To be sure we’re all talking about the same thing: “voice” is the unique way each of us makes word choices, uses syntax and punctuation and pacing, and blends and balances dialog and exposition.
While few of us will ever have the instantly identifiable voice of Raymond Chandler or Dr. Seuss, our fans should find something unique to recognize in our writing just as our loved ones recognize our voice, even through the heavily compressed medium of telephone voice services.
A few points about finding your voice:
- Write. A lot. You will never develop uniqueness at something you only do sporadically.
- Be patient. It takes time. Some of that time will be discovering your voice. Some of it will be developing your voice.
- Practice writing as if talking to a five-year old. It will remove grandiose words from your writing. Your voice is much more evident in how you arrange simple words than in your choice of fancy words.
- Read. A lot. You learned to speak, not by taking lessons, but by being immersed in a world where everyone speaks. Finding and developing your writing voice isn’t exactly the same, but there are benefits to experiencing a clearly-identifiable writing voice.
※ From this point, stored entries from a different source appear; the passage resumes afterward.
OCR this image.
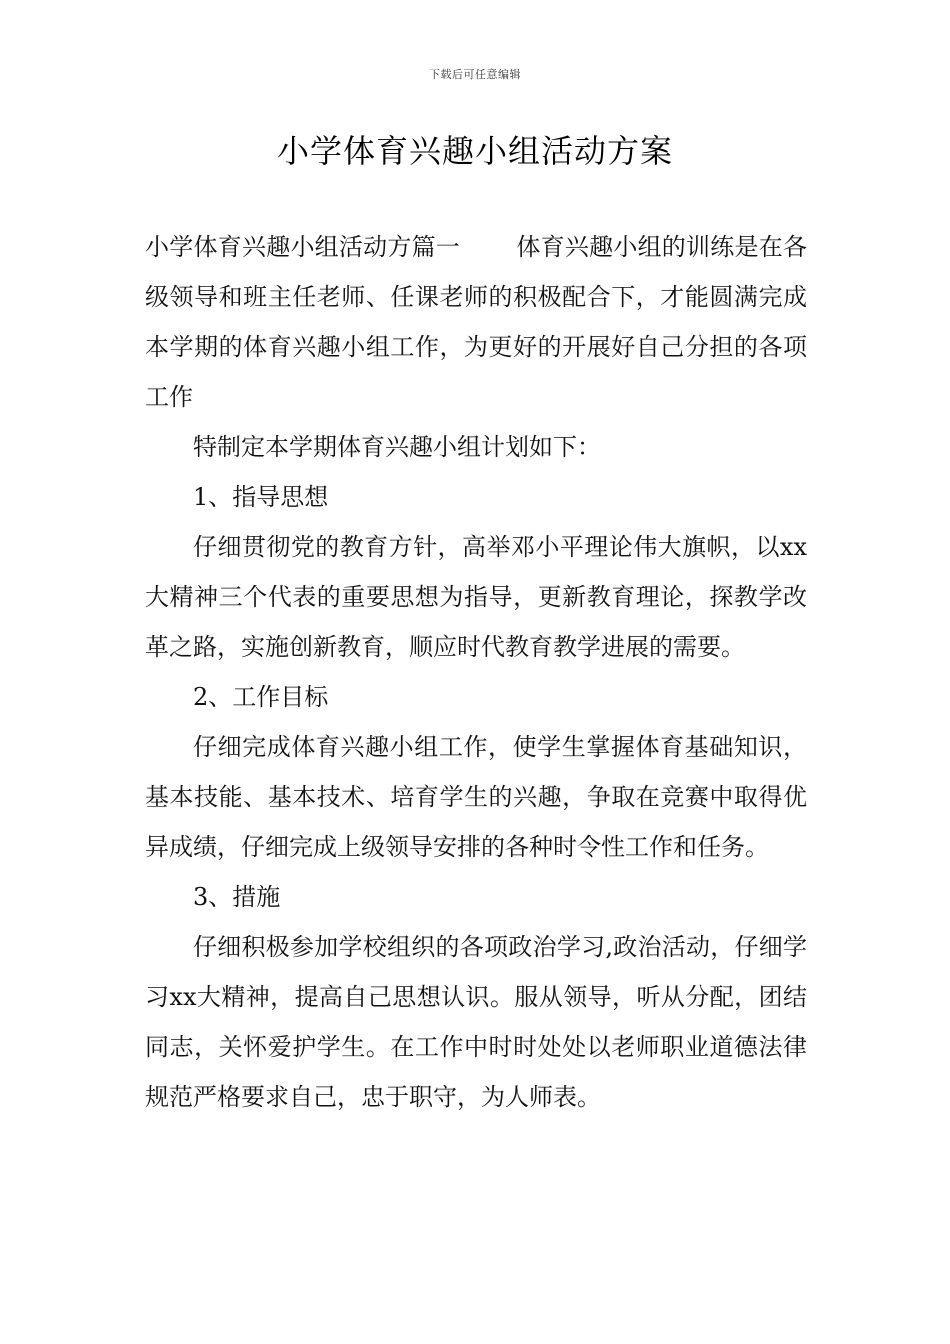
下载后可任意编辑
小学体育兴趣小组活动方案

小学体育兴趣小组活动方篇一 体育兴趣小组的训练是在各级领导和班主任老师、任课老师的积极配合下，才能圆满完成本学期的体育兴趣小组工作，为更好的开展好自己分担的各项工作

特制定本学期体育兴趣小组计划如下：

1、指导思想

仔细贯彻党的教育方针，高举邓小平理论伟大旗帜，以xx大精神三个代表的重要思想为指导，更新教育理论，探教学改革之路，实施创新教育，顺应时代教育教学进展的需要。

2、工作目标

仔细完成体育兴趣小组工作，使学生掌握体育基础知识，基本技能、基本技术、培育学生的兴趣，争取在竞赛中取得优异成绩，仔细完成上级领导安排的各种时令性工作和任务。

3、措施

仔细积极参加学校组织的各项政治学习,政治活动，仔细学习xx大精神，提高自己思想认识。服从领导，听从分配，团结同志，关怀爱护学生。在工作中时时处处以老师职业道德法律规范严格要求自己，忠于职守，为人师表。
- Don’t try to sound like someone else. It takes a brilliant mimic to sound like someone else rather than sounding like you’re trying to sound like someone else. Sounding like you is more effective and in the end easier if you can learn to get out of your own way.
- It’s called voice because it is closely tied to how we speak. Good writers know that we can’t write exactly as we speak. Recording and transcribing your natural speaking voice sheds light on aspects of your voice you’re probably not even aware of. When you know you’re being recorded, even if you’re recording yourself, it’s easy to sound stilted and unnatural. Get a friend to help. Sit down with your recorder and tell them an interesting story or talk to them about your writing voice. Speak for five minutes and towards the end you’ll be speaking more naturally, possibly even forgetting you’re recording yourself. Go home and transcribe that recording verbatim. “Verbatim” means if you say uh, um, you write that down. If you restart a sentence three times before you say what you mean, write it down. Transcribe precisely what you said during that five minute recording. Now, read through it and look for things that could only come out of your mouth. The more you do this, the more you-isms you’ll discover.
The terrifying question: do you recognize my voice in my writing?